DNA methylation constitutes a pivotal epigenetic modification mechanism that involves the enzymatic activity of DNA methyltransferases (DNMTs), which catalyze the addition of methyl groups to specific regions of the DNA molecule, particularly CpG islands. CpG islands are defined as DNA sequences rich in CpG dinucleotides (cytosine-phosphate-guanine sites). While DNA methylation does not alter the underlying nucleotide sequence, it plays a crucial role in the regulation of gene expression.
DNA methylation has broad applications across diverse fields, including:
CD Genomics currently offers a range of DNA methylation products and services, encompassing several technologies: Whole Genome Bisulfite Sequencing (WGBS), Reduced Representation Bisulfite Sequencing (RRBS), Enzymatic Methyl-seq (EM-seq), and methylation microarrays (850K/935K), ei al,. Each technology exhibits distinct principles and applications, which will be systematically analyzed in this article to assist researchers in selecting the most suitable method based on specific research requirements.
Technology | WGBS | RRBS | EM-seq | 850K/935K Microarrays | Methylation Screening Array (MSA 270K) |
Detection Principle | Bisulfite conversion coupled with high-throughput sequencing | Dual-enzyme digestion followed by bisulfite conversion and high-throughput sequencing | Enzymatic conversion with high-throughput sequencing | Chip-based analysis using bisulfite-converted DNA | Chip-based analysis using bisulfite-converted DNA |
Sample Applicability | Applicable to any species with a genome | Restricted to mammalian tissues | Applicable to any species with a genome | Human samples only | Human samples only |
Required DNA Input | 1–5 μg | 3–5 μg | >200 ng | 3–5 μg | 3–5 μg |
FFPE Compatibility | Yes | Yes | Yes | Yes | Yes |
Detection Scope | Genome-wide | Promoter regions; approximately 60% of CpG islands, covering 10–15% of the genome | Genome-wide | Targeted known loci (850K/935K sites), covering approximately 3–4% of the genome | Targeted known loci (270K sites), covering relevant traits and disease phenotypes across a wide range of domains |
WGBS is a comprehensive technique for detecting DNA methylation across the entire genome. The method relies on the chemical conversion of unmethylated cytosine residues (C) to uracil (U) through bisulfite treatment, while methylated cytosine residues (5-mC) remain unmodified.

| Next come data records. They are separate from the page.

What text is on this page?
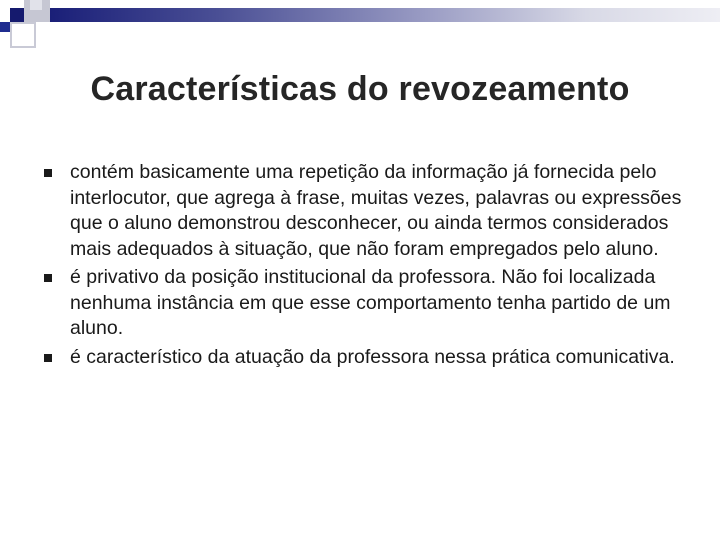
Características do revozeamento
contém basicamente uma repetição da informação já fornecida pelo interlocutor, que agrega à frase, muitas vezes, palavras ou expressões que o aluno demonstrou desconhecer, ou ainda termos considerados mais adequados à situação, que não foram empregados pelo aluno.
é privativo da posição institucional da professora. Não foi localizada nenhuma instância em que esse comportamento tenha partido de um aluno.
é característico da atuação da professora nessa prática comunicativa.
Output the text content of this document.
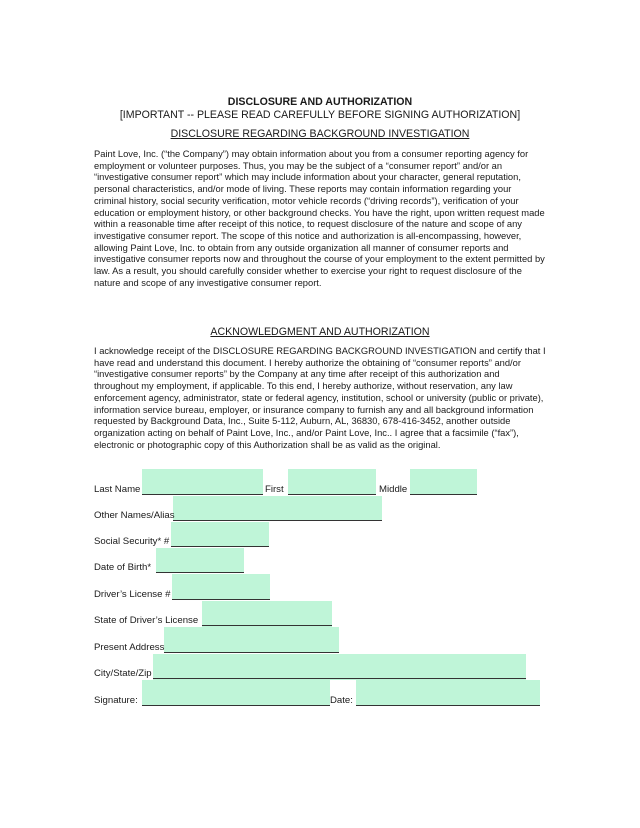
DISCLOSURE AND AUTHORIZATION
[IMPORTANT -- PLEASE READ CAREFULLY BEFORE SIGNING AUTHORIZATION]
DISCLOSURE REGARDING BACKGROUND INVESTIGATION

Paint Love, Inc. (“the Company”) may obtain information about you from a consumer reporting agency for employment or volunteer purposes. Thus, you may be the subject of a “consumer report” and/or an “investigative consumer report” which may include information about your character, general reputation, personal characteristics, and/or mode of living. These reports may contain information regarding your criminal history, social security verification, motor vehicle records (“driving records”), verification of your education or employment history, or other background checks. You have the right, upon written request made within a reasonable time after receipt of this notice, to request disclosure of the nature and scope of any investigative consumer report. The scope of this notice and authorization is all-encompassing, however, allowing Paint Love, Inc. to obtain from any outside organization all manner of consumer reports and investigative consumer reports now and throughout the course of your employment to the extent permitted by law. As a result, you should carefully consider whether to exercise your right to request disclosure of the nature and scope of any investigative consumer report.

ACKNOWLEDGMENT AND AUTHORIZATION

I acknowledge receipt of the DISCLOSURE REGARDING BACKGROUND INVESTIGATION and certify that I have read and understand this document. I hereby authorize the obtaining of “consumer reports” and/or “investigative consumer reports” by the Company at any time after receipt of this authorization and throughout my employment, if applicable. To this end, I hereby authorize, without reservation, any law enforcement agency, administrator, state or federal agency, institution, school or university (public or private), information service bureau, employer, or insurance company to furnish any and all background information requested by Background Data, Inc., Suite 5-112, Auburn, AL, 36830, 678-416-3452, another outside organization acting on behalf of Paint Love, Inc., and/or Paint Love, Inc.. I agree that a facsimile (“fax”), electronic or photographic copy of this Authorization shall be as valid as the original.

Last Name	First	Middle
Other Names/Alias
Social Security* #
Date of Birth*
Driver’s License #
State of Driver’s License
Present Address
City/State/Zip
Signature:	Date:
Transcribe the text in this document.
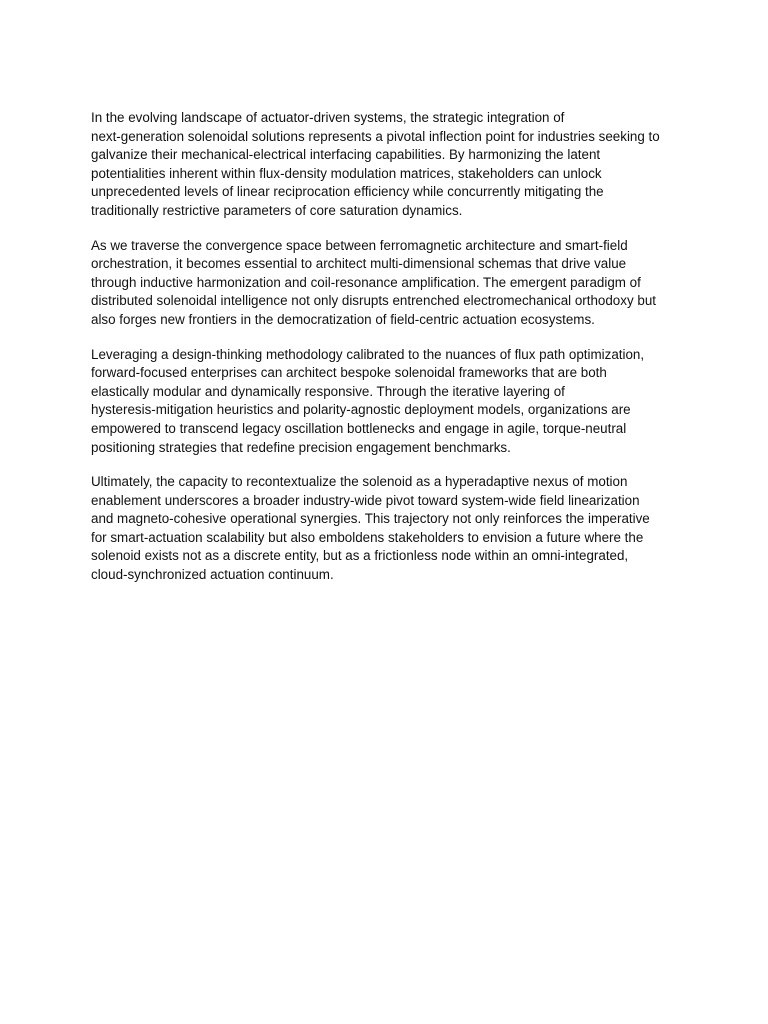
In the evolving landscape of actuator-driven systems, the strategic integration of
next-generation solenoidal solutions represents a pivotal inflection point for industries seeking to
galvanize their mechanical-electrical interfacing capabilities. By harmonizing the latent
potentialities inherent within flux-density modulation matrices, stakeholders can unlock
unprecedented levels of linear reciprocation efficiency while concurrently mitigating the
traditionally restrictive parameters of core saturation dynamics.

As we traverse the convergence space between ferromagnetic architecture and smart-field
orchestration, it becomes essential to architect multi-dimensional schemas that drive value
through inductive harmonization and coil-resonance amplification. The emergent paradigm of
distributed solenoidal intelligence not only disrupts entrenched electromechanical orthodoxy but
also forges new frontiers in the democratization of field-centric actuation ecosystems.

Leveraging a design-thinking methodology calibrated to the nuances of flux path optimization,
forward-focused enterprises can architect bespoke solenoidal frameworks that are both
elastically modular and dynamically responsive. Through the iterative layering of
hysteresis-mitigation heuristics and polarity-agnostic deployment models, organizations are
empowered to transcend legacy oscillation bottlenecks and engage in agile, torque-neutral
positioning strategies that redefine precision engagement benchmarks.

Ultimately, the capacity to recontextualize the solenoid as a hyperadaptive nexus of motion
enablement underscores a broader industry-wide pivot toward system-wide field linearization
and magneto-cohesive operational synergies. This trajectory not only reinforces the imperative
for smart-actuation scalability but also emboldens stakeholders to envision a future where the
solenoid exists not as a discrete entity, but as a frictionless node within an omni-integrated,
cloud-synchronized actuation continuum.
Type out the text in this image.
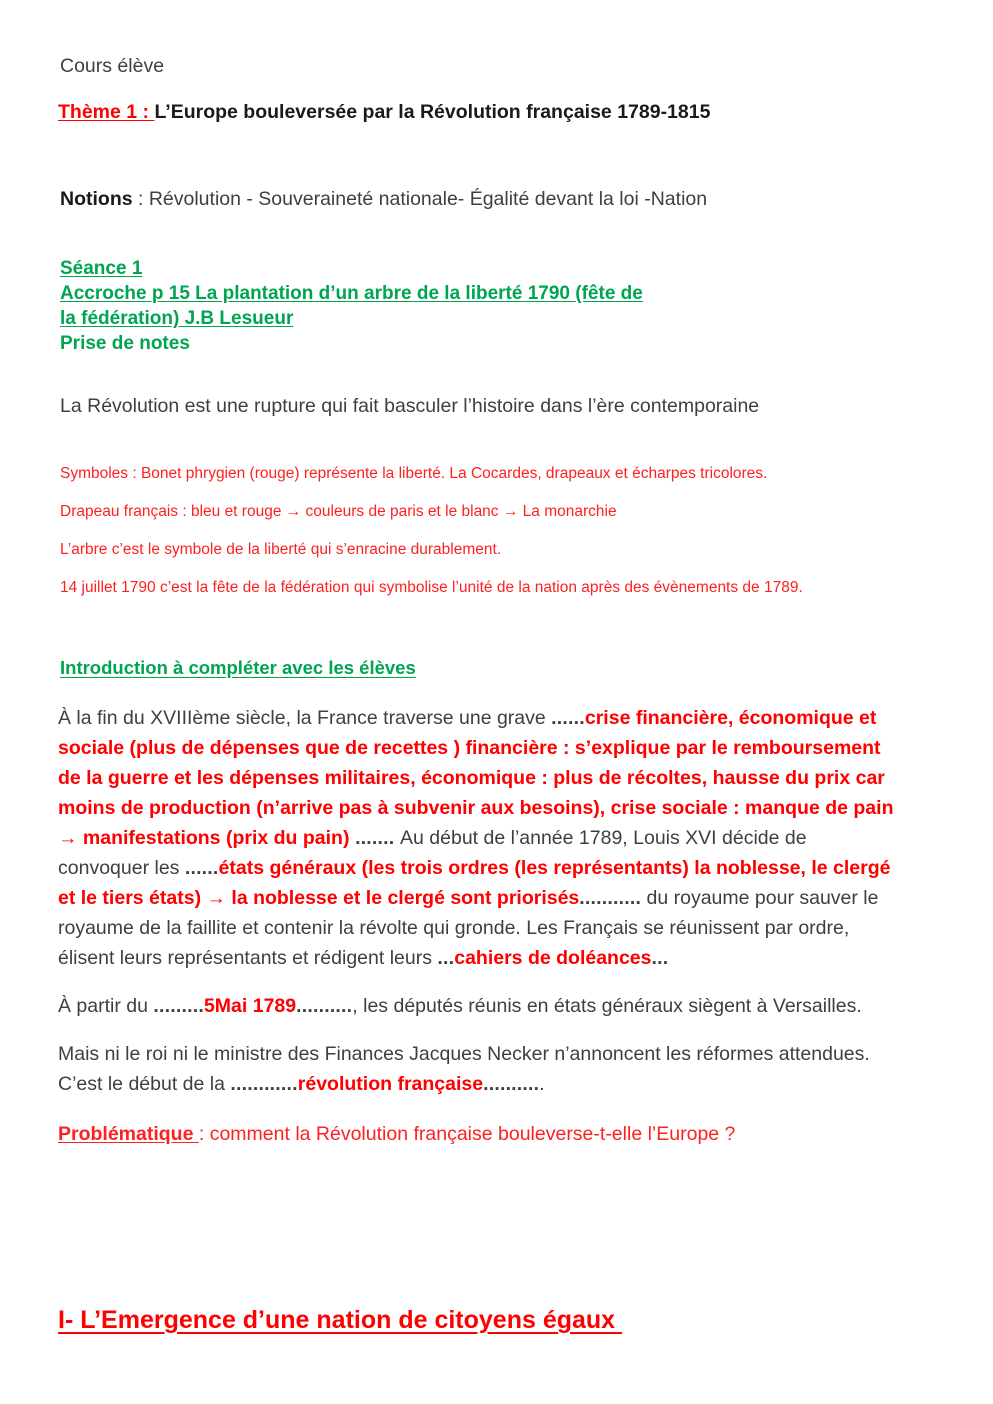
Cours élève
Thème 1 : L’Europe bouleversée par la Révolution française 1789-1815
Notions : Révolution - Souveraineté nationale- Égalité devant la loi -Nation
Séance 1
Accroche p 15 La plantation d’un arbre de la liberté 1790 (fête de la fédération) J.B Lesueur
Prise de notes
La Révolution est une rupture qui fait basculer l’histoire dans l’ère contemporaine

Symboles : Bonet phrygien (rouge) représente la liberté. La Cocardes, drapeaux et écharpes tricolores.

Drapeau français : bleu et rouge → couleurs de paris et le blanc → La monarchie

L’arbre c’est le symbole de la liberté qui s’enracine durablement.

14 juillet 1790 c’est la fête de la fédération qui symbolise l’unité de la nation après des évènements de 1789.

Introduction à compléter avec les élèves

À la fin du XVIIIème siècle, la France traverse une grave ......crise financière, économique et sociale (plus de dépenses que de recettes ) financière : s’explique par le remboursement de la guerre et les dépenses militaires, économique : plus de récoltes, hausse du prix car moins de production (n’arrive pas à subvenir aux besoins), crise sociale : manque de pain → manifestations (prix du pain) ....... Au début de l’année 1789, Louis XVI décide de convoquer les ......états généraux (les trois ordres (les représentants) la noblesse, le clergé et le tiers états) → la noblesse et le clergé sont priorisés........... du royaume pour sauver le royaume de la faillite et contenir la révolte qui gronde. Les Français se réunissent par ordre, élisent leurs représentants et rédigent leurs ...cahiers de doléances...

À partir du .........5Mai 1789.........., les députés réunis en états généraux siègent à Versailles.

Mais ni le roi ni le ministre des Finances Jacques Necker n’annoncent les réformes attendues. C’est le début de la ............révolution française...........

Problématique : comment la Révolution française bouleverse-t-elle l’Europe ?

I- L’Emergence d’une nation de citoyens égaux
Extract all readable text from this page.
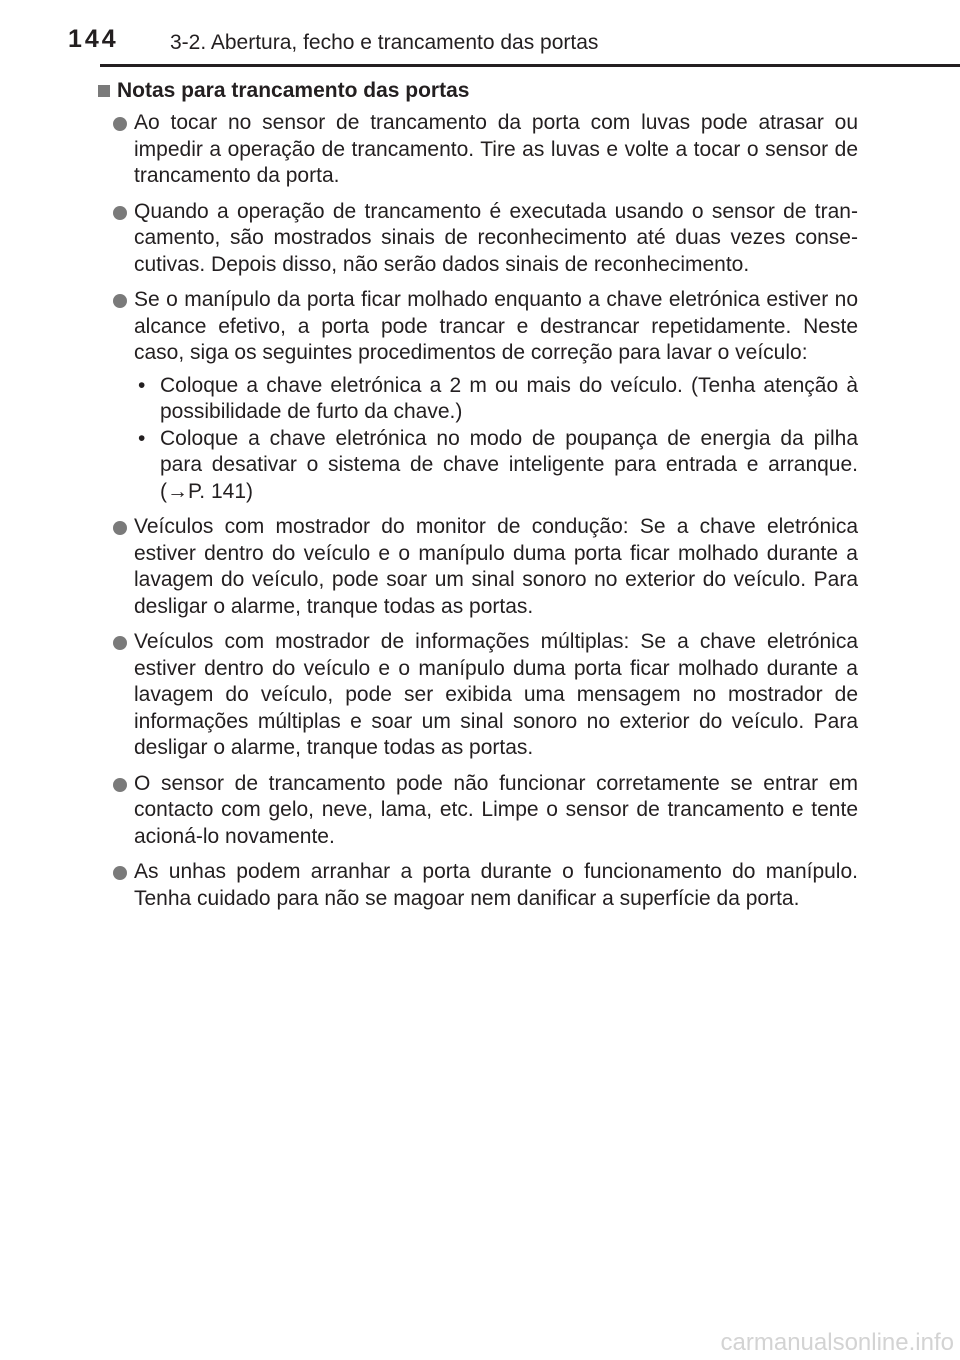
144 3-2. Abertura, fecho e trancamento das portas
Notas para trancamento das portas
Ao tocar no sensor de trancamento da porta com luvas pode atrasar ou impedir a operação de trancamento. Tire as luvas e volte a tocar o sensor de trancamento da porta.
Quando a operação de trancamento é executada usando o sensor de trancamento, são mostrados sinais de reconhecimento até duas vezes consecutivas. Depois disso, não serão dados sinais de reconhecimento.
Se o manípulo da porta ficar molhado enquanto a chave eletrónica estiver no alcance efetivo, a porta pode trancar e destrancar repetidamente. Neste caso, siga os seguintes procedimentos de correção para lavar o veículo:
• Coloque a chave eletrónica a 2 m ou mais do veículo. (Tenha atenção à possibilidade de furto da chave.)
• Coloque a chave eletrónica no modo de poupança de energia da pilha para desativar o sistema de chave inteligente para entrada e arranque. (→P. 141)
Veículos com mostrador do monitor de condução: Se a chave eletrónica estiver dentro do veículo e o manípulo duma porta ficar molhado durante a lavagem do veículo, pode soar um sinal sonoro no exterior do veículo. Para desligar o alarme, tranque todas as portas.
Veículos com mostrador de informações múltiplas: Se a chave eletrónica estiver dentro do veículo e o manípulo duma porta ficar molhado durante a lavagem do veículo, pode ser exibida uma mensagem no mostrador de informações múltiplas e soar um sinal sonoro no exterior do veículo. Para desligar o alarme, tranque todas as portas.
O sensor de trancamento pode não funcionar corretamente se entrar em contacto com gelo, neve, lama, etc. Limpe o sensor de trancamento e tente acioná-lo novamente.
As unhas podem arranhar a porta durante o funcionamento do manípulo. Tenha cuidado para não se magoar nem danificar a superfície da porta.
carmanualsonline.info
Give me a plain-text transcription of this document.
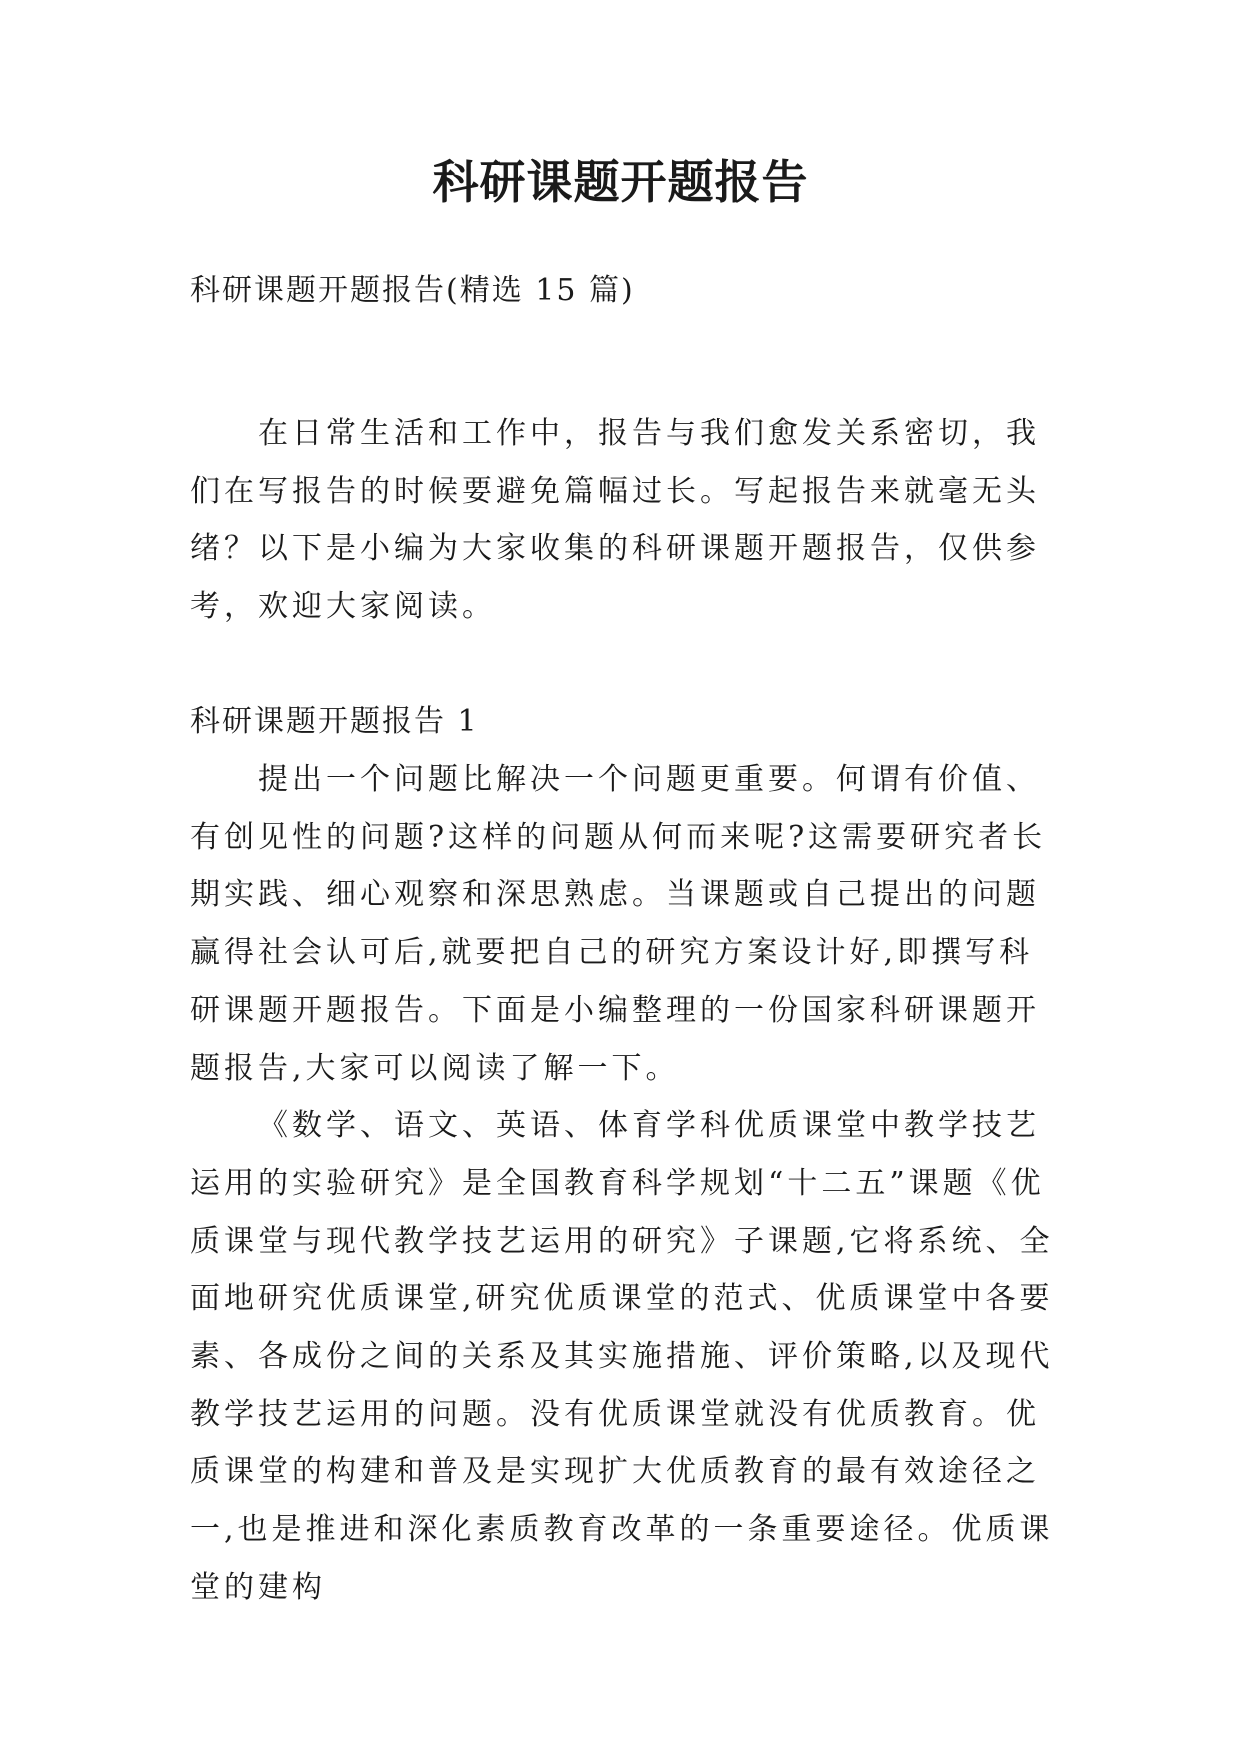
科研课题开题报告

科研课题开题报告(精选 15 篇)

在日常生活和工作中，报告与我们愈发关系密切，我们在写报告的时候要避免篇幅过长。写起报告来就毫无头绪？以下是小编为大家收集的科研课题开题报告，仅供参考，欢迎大家阅读。

科研课题开题报告 1

提出一个问题比解决一个问题更重要。何谓有价值、有创见性的问题?这样的问题从何而来呢?这需要研究者长期实践、细心观察和深思熟虑。当课题或自己提出的问题赢得社会认可后,就要把自己的研究方案设计好,即撰写科研课题开题报告。下面是小编整理的一份国家科研课题开题报告,大家可以阅读了解一下。

《数学、语文、英语、体育学科优质课堂中教学技艺运用的实验研究》是全国教育科学规划“十二五”课题《优质课堂与现代教学技艺运用的研究》子课题,它将系统、全面地研究优质课堂,研究优质课堂的范式、优质课堂中各要素、各成份之间的关系及其实施措施、评价策略,以及现代教学技艺运用的问题。没有优质课堂就没有优质教育。优质课堂的构建和普及是实现扩大优质教育的最有效途径之一,也是推进和深化素质教育改革的一条重要途径。优质课堂的建构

During subsequent polymerase chain reaction (PCR) amplification, uracil is replaced by thymine (T), allowing differentiation between methylated and unmethylated cytosines upon high-throughput sequencing and alignment to a reference genome. This approach provides a single-base resolution methylation profile across the entire genome.
WGBS is among the highest-resolution techniques available for methylation detection, offering an extensive and detailed methylation landscape at a genome-wide scale. The method excels in capturing the breadth of methylation patterns, including novel methylation sites and regions, thereby making it invaluable for exploratory studies seeking to discover new epigenomic markers.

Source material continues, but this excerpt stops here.